Janet Yellen says case for interest rate hike is getting stronger
Treasuries gained after Federal Reserve Chair Janet Yellen signaled a gradual pace of interest-rate increases, while indicating that the case for tightening has strengthened.
Federal Reserve chairwoman Janet Yellen has opened the door a little wider to a rate hike, after voicing optimism about the USA economy at her eagerly awaited speech at the Jackson Hole summit of central bankers, says an analyst.
USA stock markets, which opened slightly higher, added to gains, with the S&P 500 trading up 0.4 percent shortly after the text of her speech was released. Finally, we note that the chair made no mention of the risks outlined in her June speech, including concerns over the resilience of domestic demand, sustainability of Chinese growth, nor the aftermath of the United Kingdom vote on European Union membership. Although setting a hawkish tone and perhaps trying to sound balanced, Yellen did issue a few cautionary words, but for the most part, she indicated that more rate hikes were on the horizon.
Federal Reserve Vice Chairman Stanley Fischer told reporters on Friday the decision on whether to hike interest rates should be looking forward, not backward – and the next jobs report will figure into the process. “We think the evidence is that the economy has strengthened”.
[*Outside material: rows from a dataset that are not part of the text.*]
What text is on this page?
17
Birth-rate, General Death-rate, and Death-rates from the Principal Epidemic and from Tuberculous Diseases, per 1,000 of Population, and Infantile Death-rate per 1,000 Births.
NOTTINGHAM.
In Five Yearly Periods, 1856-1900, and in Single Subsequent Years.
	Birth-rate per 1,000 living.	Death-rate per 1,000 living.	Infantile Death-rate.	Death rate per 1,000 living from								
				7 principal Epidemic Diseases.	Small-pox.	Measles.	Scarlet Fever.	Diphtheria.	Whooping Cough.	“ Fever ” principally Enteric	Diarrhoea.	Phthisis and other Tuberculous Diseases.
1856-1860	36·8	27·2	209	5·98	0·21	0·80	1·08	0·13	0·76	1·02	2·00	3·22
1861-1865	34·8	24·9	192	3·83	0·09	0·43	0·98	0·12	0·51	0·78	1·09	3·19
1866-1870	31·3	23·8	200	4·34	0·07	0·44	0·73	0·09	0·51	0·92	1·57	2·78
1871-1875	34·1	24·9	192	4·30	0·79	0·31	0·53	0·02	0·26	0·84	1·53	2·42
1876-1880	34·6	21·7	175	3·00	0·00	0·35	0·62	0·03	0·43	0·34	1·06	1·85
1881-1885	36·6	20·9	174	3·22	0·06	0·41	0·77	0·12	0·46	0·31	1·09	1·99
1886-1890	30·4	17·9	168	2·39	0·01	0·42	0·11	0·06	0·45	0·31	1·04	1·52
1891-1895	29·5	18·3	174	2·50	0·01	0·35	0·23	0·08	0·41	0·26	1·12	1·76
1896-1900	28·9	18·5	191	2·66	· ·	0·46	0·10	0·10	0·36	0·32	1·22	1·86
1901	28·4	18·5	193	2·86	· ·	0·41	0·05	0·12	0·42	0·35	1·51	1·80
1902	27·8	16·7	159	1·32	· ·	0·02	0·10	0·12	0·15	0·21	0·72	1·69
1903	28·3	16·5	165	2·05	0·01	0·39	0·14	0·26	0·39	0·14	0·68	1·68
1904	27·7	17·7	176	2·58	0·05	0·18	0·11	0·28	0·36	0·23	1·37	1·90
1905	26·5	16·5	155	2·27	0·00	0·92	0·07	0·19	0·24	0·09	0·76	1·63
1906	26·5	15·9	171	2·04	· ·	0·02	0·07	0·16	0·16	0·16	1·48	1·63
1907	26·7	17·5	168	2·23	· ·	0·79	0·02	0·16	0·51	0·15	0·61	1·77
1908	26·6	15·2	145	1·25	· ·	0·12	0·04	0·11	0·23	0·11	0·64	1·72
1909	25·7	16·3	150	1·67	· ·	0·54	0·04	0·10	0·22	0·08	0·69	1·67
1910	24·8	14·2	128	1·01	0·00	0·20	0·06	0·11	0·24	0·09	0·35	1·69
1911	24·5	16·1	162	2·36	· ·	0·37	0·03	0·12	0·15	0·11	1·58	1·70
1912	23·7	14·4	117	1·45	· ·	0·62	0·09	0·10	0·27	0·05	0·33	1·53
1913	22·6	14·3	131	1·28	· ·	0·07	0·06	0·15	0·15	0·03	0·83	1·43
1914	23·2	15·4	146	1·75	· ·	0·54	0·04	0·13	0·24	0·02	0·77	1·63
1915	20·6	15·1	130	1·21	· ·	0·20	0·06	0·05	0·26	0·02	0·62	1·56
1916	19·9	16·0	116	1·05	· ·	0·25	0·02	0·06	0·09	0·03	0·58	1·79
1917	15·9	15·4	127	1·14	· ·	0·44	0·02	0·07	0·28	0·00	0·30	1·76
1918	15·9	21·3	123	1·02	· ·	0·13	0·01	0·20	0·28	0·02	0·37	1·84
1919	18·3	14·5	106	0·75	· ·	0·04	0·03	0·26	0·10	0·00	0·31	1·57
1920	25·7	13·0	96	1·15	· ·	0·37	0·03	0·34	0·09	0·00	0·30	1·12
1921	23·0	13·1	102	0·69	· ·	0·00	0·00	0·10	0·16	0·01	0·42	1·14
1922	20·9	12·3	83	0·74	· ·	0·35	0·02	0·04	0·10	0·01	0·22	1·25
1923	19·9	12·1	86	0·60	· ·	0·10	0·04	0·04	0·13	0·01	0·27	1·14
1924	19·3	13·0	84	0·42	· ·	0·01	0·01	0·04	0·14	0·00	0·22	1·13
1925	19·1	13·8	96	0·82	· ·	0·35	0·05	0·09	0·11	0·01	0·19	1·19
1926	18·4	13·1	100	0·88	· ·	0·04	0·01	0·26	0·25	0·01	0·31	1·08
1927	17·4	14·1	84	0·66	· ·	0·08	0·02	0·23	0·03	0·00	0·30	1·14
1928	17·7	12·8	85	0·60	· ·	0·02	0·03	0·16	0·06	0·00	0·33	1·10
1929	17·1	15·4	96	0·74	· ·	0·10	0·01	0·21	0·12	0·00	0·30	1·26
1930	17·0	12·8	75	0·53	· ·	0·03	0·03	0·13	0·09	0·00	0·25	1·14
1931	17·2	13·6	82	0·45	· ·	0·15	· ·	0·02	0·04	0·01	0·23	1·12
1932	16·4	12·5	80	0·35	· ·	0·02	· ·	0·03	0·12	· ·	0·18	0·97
Meanwhile, the dollar edged down and global shares slipped to a two-week low as investors turned cautious before a keynote speech by Yellen that could map out a clearer path for U.S. interest rates.
That could be taken as a hint that U.S. interest rates could rise when the Fed next meets in September. Judging by the CME Group’s FedWatch tool, markets assigned a probability of just 18% to a September hike going into the speech. Belisle said the majority of investors expecting a raise in the rate before the end of the year.
But to combat future downturns, she said the Fed should explore other options, too.
There were positive elements in the report, though, such as the upward revisions in consumer spending and an improvement in business investment figures from the preliminary estimate.
Such a view is “exaggerated”, Yellen said, because the Fed will be able to use bond purchases and forward guidance to ease conditions. She said efforts need to be made, in particular, to boost the productivity of USA workers. Growth hasn’t topped 3% for a full year since 2005.
In advance of Yellen’s speech Friday, George, Fischer and eight other Fed officials met Thursday with about 120 activists from the Campaign for Popular Democracy’s Fed Up coalition.